Giraffes Might Be Declared an Endangered Species
It’s been a rough few decades for giraffes. Native to Africa, these long-necked animals are the tallest to dwell on land, stretching up to 18 feet in height. But such a spectacular sight has become less and less common, as their populations have dwindled by nearly 40 percent since 1985. Roughly 97,000 giraffes remain in the wild—a number that might soon prompt the U.S. Fish and Wildlife Service to officially declare them an endangered species.
According to Smithsonian.com, the giraffe population has been under duress for some time. Encroachment from developed areas has reduced their habitable environment, and poachers have also contributed to their shrinking numbers. Some hunters kill the animal for meat, while others take the tail, which is perceived in some cultures as a status symbol. The leather is also used in fashion and accessories. In 2016, the International Union for the Conservation of Nature, which administers a world list of endangered species, put them at Vulnerable status, signaling a need to minimize their threats.
In 2017, the Fish and Wildlife Service received a petition, signed by numerous environmental groups and activists, asking to investigate the animals' status. Now, the agency has agreed to evaluate the giraffe and consider action. The review process could last up to 12 months. If giraffes receive the endangered species classification, conservationists would receive federal funding to help curb incentives to kill the animals, including the import of its body parts for sale and distribution. Land encroachment is more difficult to monitor and would involve interfering in land deals and development.

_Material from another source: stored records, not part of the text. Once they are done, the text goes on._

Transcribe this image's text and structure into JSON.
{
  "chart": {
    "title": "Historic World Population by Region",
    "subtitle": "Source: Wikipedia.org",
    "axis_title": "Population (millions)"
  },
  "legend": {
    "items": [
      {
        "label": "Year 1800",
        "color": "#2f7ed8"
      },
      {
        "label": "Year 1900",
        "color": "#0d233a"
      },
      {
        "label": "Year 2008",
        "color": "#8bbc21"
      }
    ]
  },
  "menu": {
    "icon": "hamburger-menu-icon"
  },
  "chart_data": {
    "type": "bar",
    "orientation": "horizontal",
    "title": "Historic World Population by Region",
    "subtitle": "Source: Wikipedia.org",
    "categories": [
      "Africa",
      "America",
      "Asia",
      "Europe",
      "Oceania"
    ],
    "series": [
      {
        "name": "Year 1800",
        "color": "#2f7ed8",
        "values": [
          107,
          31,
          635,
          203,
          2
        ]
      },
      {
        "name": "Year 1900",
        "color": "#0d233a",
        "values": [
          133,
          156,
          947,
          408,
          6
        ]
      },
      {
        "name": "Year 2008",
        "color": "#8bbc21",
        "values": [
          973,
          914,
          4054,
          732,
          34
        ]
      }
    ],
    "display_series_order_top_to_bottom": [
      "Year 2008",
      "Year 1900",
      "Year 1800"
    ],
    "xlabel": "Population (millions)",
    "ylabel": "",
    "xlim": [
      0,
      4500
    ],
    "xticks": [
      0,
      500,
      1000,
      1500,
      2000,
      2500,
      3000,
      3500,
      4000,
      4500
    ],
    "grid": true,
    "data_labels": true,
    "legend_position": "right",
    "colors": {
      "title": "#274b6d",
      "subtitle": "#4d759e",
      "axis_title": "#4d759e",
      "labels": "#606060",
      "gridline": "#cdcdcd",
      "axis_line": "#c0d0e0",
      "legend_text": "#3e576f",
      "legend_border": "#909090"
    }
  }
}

Why hasn’t their plight been more publicized? One theory is that giraffes are common sights in zoos, leading to a widespread belief they’re still thriving. Activists are also concerned the review process by the Fish and Wildlife Service could take longer than anticipated and have urged policymakers to act quickly. In a statement, Natural Resources Defense Council spokesperson Elly Pepper said that “it’s time for the federal government to stick its neck out” for the species.